According to the Dept of Social Protection’s User Guide for 2011, reckonable pay is not reduced by superannuation and permanent health insurance (PHI) contributions made by an employee, deducted under a net pay arrangement by the employer, which are allowable for income tax purposes.
Reckonable pay for the purposes of employer contributions is calculated as gross money pay plus notional pay (or benefit in kind) if applicable – reduced by half of any superannuation and permanent health insurance contributions made by an employee,deducted under a net pay arrangement by the employer, which are allowable for income tax purposes.

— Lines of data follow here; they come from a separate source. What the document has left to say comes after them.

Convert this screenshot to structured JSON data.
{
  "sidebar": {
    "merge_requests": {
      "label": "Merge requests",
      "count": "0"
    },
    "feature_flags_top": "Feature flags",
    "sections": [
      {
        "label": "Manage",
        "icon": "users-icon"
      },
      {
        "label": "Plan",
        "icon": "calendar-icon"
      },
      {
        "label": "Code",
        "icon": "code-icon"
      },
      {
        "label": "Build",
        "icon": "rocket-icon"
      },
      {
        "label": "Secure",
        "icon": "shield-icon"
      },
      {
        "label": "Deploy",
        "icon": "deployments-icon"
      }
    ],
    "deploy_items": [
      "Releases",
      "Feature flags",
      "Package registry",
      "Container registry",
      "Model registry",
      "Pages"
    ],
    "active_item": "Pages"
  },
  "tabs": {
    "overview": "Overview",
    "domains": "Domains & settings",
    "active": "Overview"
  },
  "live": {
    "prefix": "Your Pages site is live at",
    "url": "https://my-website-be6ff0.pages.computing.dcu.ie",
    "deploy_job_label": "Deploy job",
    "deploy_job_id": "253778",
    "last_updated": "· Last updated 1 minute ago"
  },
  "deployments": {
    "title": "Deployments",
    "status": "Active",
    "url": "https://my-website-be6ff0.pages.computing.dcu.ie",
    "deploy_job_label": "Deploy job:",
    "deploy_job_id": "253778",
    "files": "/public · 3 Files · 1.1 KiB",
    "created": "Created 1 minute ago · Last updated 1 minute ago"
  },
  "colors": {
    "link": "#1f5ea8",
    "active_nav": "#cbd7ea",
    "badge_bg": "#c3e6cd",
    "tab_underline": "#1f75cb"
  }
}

In the case of civil and public servants, reckonable pay includes ‘pension levy’. However, ‘pension levy’ deductions are not included in reckonable pay for the purposes of calculating employer contributions.
In some limited cases the above arrangements may result in the reckonable pay of employees and employers attracting different subclasses. Where this occurs the following should be noted:
- If a Class A employee has pay of €360 and, from this pay, makes a pension contribution of €30, the ’employer reckonable pay’ is €345.
- As the employee falls into Subclass AL, employee PRSI is calculated at this subclass.
- As the employer falls into Subclass AO, employer PRSI is calculated at this subclass.
- The amounts should then be added together as normal but the return must always be made at the employee subclass, in this example, AL.
In our experience, the above has been contradicted by other institutions so the question is, how do you treat superannuation and PHI in this case? We say, do what the Dept of Social Protection’s guide tells you (SW14_11).